01 Aug 2022

Middle East May Become a CCS Global Leader

Middle East May Become a CCS Global Leader

The Middle East could become a global leader in capturing, storing and using C02 in enhanced oil recovery. Mitsubishi heavy Industries Ltd. (MIH) projects the market in the region at 50 million mt/ year in a decade based on steps led by the UAE, Saudi Arabia and Bahrain. 

MHI is set to capture CO2 from Aluminium Bahrain’s (Alba) smelter and to conduct a feasibility study on deploying MHI technology to capture Co2 from an Alba power plant flue gas. 

The projects could ultimately capture 500,000 to 1 million mt/ year of carbon sometime in the 2030’s, said Emmanouil Kakaras, head of the energy transition business in Europe and the Middle East for MHI in an interview with S&P Global Commodity Insights.

MHI’s forecast for 50 million mt/year in a decade compares with a global 80 million mt/year for 2030 estimated by S&P Global Platts Analytics and the International Energy Agency’s view based on stated policies for 89 million mt/year in 2030. “Our 80 million is based on commercially viable announced projects across various end use sectors ranging from EOR to oil refining to power generation and does not include significant levels of speculative CCUS capacity,” Mark Mozur, manager of future energy outlooks for Platts Analytics, said.

The Global CCS Institute claims the UAE and Saudi Arabia already accounted for 10% of global annual capture in 2020, at 3.7 million mt/year, and forecasts the Gulf Cooperation Council states could alone have a total of 60 million mt/ year by 2035.

“We are in the beginning of this journey in the region, but the region is taking bold steps,” Kakaras said. “I am confident this region will become one of the major CO2 hubs. Being an oil and gas region, it’s a natural evolution. On the storage side, it’s picking up speed. There will be worldwide CO2 hubs able to receive CO2 and store it.”

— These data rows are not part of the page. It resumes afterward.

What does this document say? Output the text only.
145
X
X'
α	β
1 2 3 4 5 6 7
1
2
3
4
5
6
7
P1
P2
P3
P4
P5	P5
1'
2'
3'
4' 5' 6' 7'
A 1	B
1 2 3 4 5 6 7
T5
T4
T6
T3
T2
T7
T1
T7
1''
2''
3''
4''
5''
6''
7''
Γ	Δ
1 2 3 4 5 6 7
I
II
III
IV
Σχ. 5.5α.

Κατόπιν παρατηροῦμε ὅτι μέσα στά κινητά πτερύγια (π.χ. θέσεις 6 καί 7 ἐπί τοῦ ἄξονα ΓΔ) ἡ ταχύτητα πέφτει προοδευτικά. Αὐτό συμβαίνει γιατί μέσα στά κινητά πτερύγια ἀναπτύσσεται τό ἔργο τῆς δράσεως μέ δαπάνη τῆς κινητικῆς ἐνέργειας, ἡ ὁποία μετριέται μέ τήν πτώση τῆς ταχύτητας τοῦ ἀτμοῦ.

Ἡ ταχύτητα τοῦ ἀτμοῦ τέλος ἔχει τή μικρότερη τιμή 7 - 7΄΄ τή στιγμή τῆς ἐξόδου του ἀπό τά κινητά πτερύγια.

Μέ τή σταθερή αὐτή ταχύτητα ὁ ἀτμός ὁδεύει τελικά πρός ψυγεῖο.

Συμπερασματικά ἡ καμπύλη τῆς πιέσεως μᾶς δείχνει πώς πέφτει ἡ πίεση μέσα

Steps TakenSaudi Arabia is developing receiving infrastructure for permanent CO2 storage which includes pipelines to send carbon miles away for storage. The UAE’S Abu Dhabi National Oil Co. plans to expand the capacity of its carbon capture program six times by capturing CO2 from its own gas plants, with the aim of reaching 5 million mt/ year of CO2 by 2030.